Он появился через двое суток, в каких-то лохмотьях, грязный и невероятно красивый. Он пах лесом, волками и своим особенным запахом, который пьянил и кружил голову. Он пробирался в сердце, щекотал нервы, и пробуждал желание, которые способен был утолить только художник.
Арман ощутил ее присутствие сразу, долго смотрел не мигая, в глазах боль, обида и… радость. Он был рад ее видеть, не взирая ни на что. Значит, у нее есть шанс провести с ним последние дни, прежде чем, пропасть межу ними станет огромной непреодолимой зияющей пустотой.
— И как тебя теперь называть, Шайна или Жизель? — он взял стул, поставил его ближе к кровати и устало сел.
Глава 35
Последние два дня глаза открывались, правда зверски избивала его. Так что в итоге острота восприятия притупилась. Художник был измотан, потерян, растоптан. И все же поднимаясь домой, больше всего он надеялся увидеть ее. Ту, что без спроса украла его жизнь, изменила под себя.
Последние дни сожрали все эмоции, так что он смог лишь опуститься на стул. Даже самый отъявленный злодей заслуживает последнего слова, тем более его заслуживает она. Он выслушает ее, и после вычеркнет из жизни. Что будет потом? Арман боялся об этом думать.
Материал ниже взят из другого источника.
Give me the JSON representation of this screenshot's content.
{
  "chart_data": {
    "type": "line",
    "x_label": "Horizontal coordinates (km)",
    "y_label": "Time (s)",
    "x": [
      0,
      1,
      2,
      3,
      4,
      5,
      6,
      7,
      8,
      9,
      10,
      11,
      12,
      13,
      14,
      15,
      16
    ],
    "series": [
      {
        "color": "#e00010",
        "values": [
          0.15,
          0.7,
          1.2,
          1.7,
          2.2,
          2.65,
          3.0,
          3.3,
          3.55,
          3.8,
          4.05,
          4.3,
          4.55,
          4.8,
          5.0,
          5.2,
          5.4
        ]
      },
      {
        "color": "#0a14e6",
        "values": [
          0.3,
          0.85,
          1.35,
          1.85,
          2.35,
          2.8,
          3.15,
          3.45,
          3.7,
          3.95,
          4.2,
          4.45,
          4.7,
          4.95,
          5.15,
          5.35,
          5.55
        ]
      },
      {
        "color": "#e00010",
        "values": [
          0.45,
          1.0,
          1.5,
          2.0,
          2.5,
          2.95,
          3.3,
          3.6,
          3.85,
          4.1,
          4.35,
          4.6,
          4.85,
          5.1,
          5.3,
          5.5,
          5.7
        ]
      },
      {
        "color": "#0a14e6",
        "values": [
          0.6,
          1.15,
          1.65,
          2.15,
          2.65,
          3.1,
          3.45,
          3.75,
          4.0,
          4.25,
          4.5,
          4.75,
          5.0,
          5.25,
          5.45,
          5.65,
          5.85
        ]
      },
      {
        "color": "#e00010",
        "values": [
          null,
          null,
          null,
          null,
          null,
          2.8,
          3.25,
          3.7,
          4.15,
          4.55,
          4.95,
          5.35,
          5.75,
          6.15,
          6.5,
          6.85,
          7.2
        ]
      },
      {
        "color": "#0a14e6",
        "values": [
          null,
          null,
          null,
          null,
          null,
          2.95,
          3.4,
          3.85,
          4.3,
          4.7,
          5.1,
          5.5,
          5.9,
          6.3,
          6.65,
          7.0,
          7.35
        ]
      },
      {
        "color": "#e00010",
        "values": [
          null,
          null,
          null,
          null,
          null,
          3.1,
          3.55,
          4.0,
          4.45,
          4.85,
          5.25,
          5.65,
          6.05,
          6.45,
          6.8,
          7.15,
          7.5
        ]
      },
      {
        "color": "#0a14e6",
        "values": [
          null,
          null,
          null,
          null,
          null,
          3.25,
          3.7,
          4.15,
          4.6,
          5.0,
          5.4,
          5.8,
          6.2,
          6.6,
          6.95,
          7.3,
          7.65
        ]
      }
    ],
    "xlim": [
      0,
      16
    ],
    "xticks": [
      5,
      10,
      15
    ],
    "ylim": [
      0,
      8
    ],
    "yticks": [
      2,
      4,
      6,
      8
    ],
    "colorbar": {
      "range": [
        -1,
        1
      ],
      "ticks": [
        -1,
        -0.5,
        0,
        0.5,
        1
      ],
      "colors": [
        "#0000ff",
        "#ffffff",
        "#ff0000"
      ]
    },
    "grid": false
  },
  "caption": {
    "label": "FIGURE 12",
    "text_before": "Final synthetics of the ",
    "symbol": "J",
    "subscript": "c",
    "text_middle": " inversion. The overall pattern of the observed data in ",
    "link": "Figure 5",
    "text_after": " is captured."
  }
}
— Жизель — мое мирское имя, одно из… Шайна, так меня называют оборотни, — она осталась сидеть на кровати, но ее глаза были устремлены на него. Художник даже на мгновение подумал, что она рада его видеть. Но потом напомнил себе — все ложь. Это непонятное существо соткано из лжи.
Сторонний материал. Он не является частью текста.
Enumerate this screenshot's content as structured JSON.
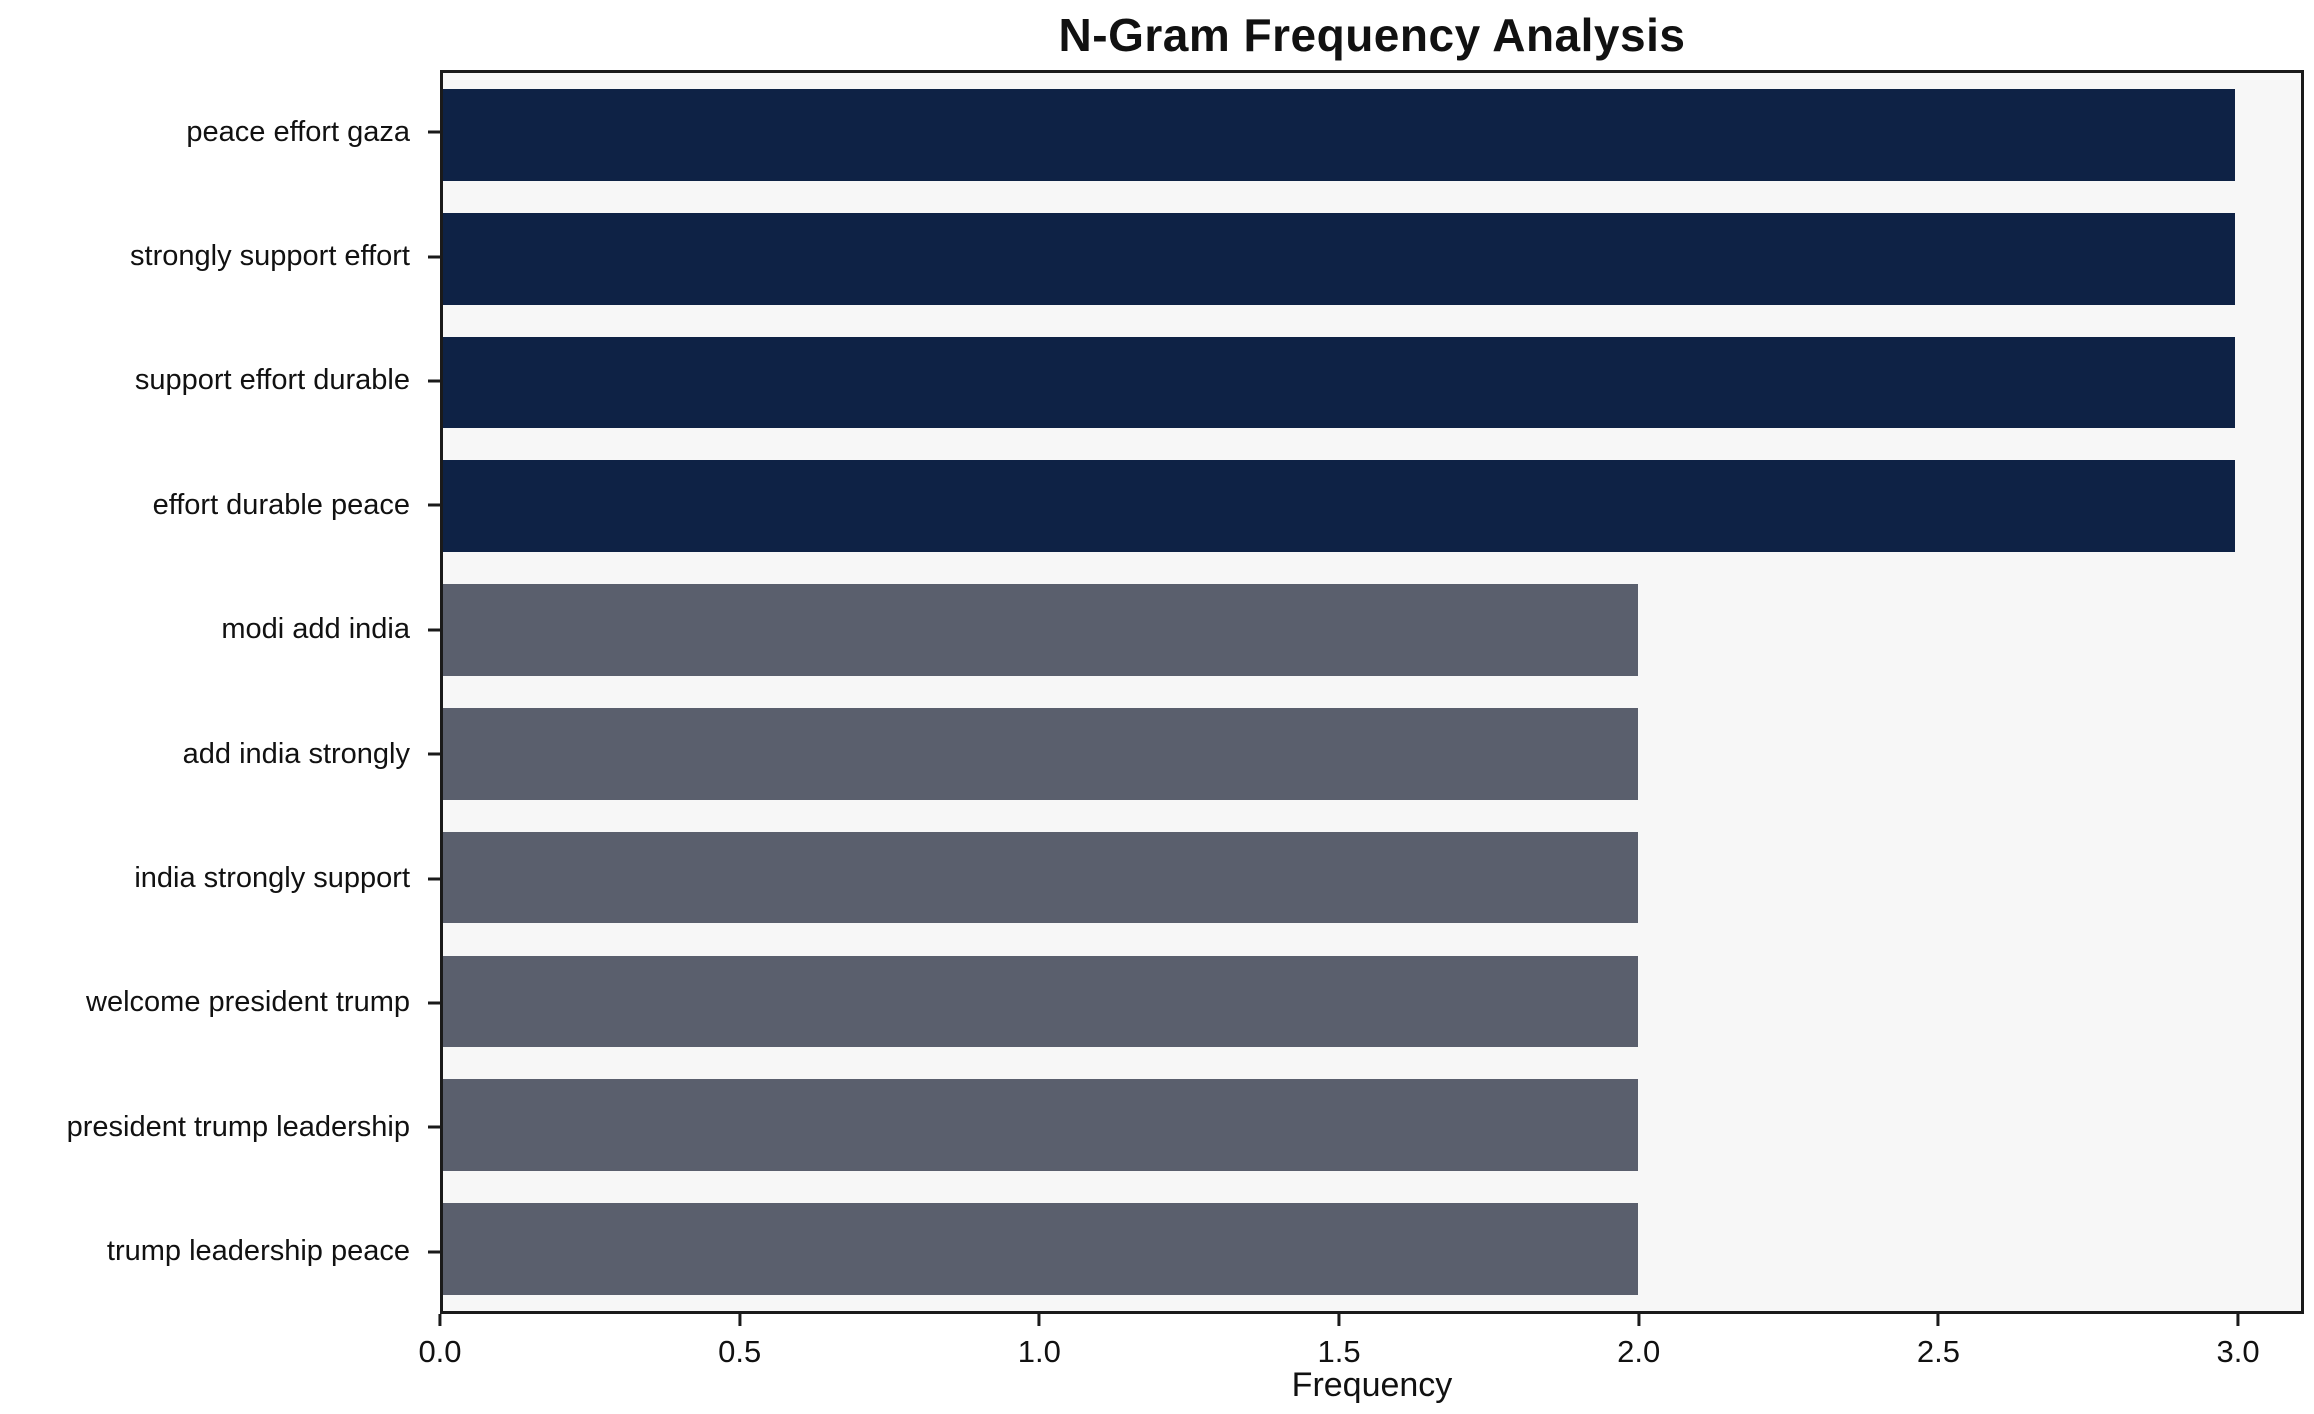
{
  "chart_data": {
    "type": "bar",
    "orientation": "horizontal",
    "title": "N-Gram Frequency Analysis",
    "xlabel": "Frequency",
    "ylabel": "",
    "categories": [
      "peace effort gaza",
      "strongly support effort",
      "support effort durable",
      "effort durable peace",
      "modi add india",
      "add india strongly",
      "india strongly support",
      "welcome president trump",
      "president trump leadership",
      "trump leadership peace"
    ],
    "values": [
      3,
      3,
      3,
      3,
      2,
      2,
      2,
      2,
      2,
      2
    ],
    "bar_colors": [
      "#0e2245",
      "#0e2245",
      "#0e2245",
      "#0e2245",
      "#5a5f6d",
      "#5a5f6d",
      "#5a5f6d",
      "#5a5f6d",
      "#5a5f6d",
      "#5a5f6d"
    ],
    "xlim": [
      0,
      3.11
    ],
    "xticks": [
      0.0,
      0.5,
      1.0,
      1.5,
      2.0,
      2.5,
      3.0
    ],
    "xtick_labels": [
      "0.0",
      "0.5",
      "1.0",
      "1.5",
      "2.0",
      "2.5",
      "3.0"
    ],
    "grid": false,
    "legend": null,
    "colors": {
      "high_value_bar": "#0e2245",
      "low_value_bar": "#5a5f6d",
      "plot_background": "#f7f7f7",
      "figure_background": "#ffffff",
      "spine": "#1a1a1a",
      "text": "#111111"
    }
  }
}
— Какого ты вообще возникла в моей жизни? Кто дал тебе право решать, обращать меня или нет? По какому праву ты вторглась, разрушая все? — он говорил устало, но уже ощущал, как в душе начинает подниматься волна гнева.
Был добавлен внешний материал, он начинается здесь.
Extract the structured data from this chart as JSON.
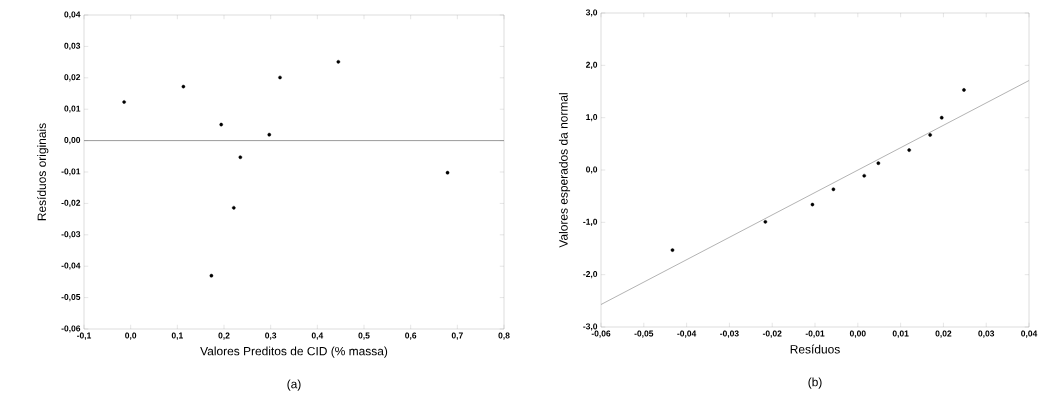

— Что я разрушала, позволь узнать? — она улыбалась, соблазнительно, порочно, ничуть не раскаиваясь в содеянном. Точно. Она считает, что поступила правильно. Никаких угрызений совести. Ничего. — Ты влачил существование, которое сложно назвать жизнью. Ты уходил в закат. Твой талант угасал. И посмотри теперь на себя, твое имя у всех на устах. Ты творишь, и расцветаешь, — Жизель медленно подползала к нему, грациозно, как кошка. Движения завораживали, а тело по-прежнему манило.
— Не тебе судить о моей жизни. Я никогда бы по доброй воле не позволил сделать себя чудовищем. Лучше, так как раньше. Тогда я принадлежал себе, — он вскочил, опрокинув стул. Сделал несколько шагов назад, она была слишком близко, ее запах щекотал ноздри. Еще немного и пьяный дурман одолеет его. Власть похоти победит над разумом. Теперь он боялся дьяволицу. Она все еще имела сильнейшую власть над ним.
— Арман… — она облизала губы, медленным головокружительным движением, — Уверен в этом?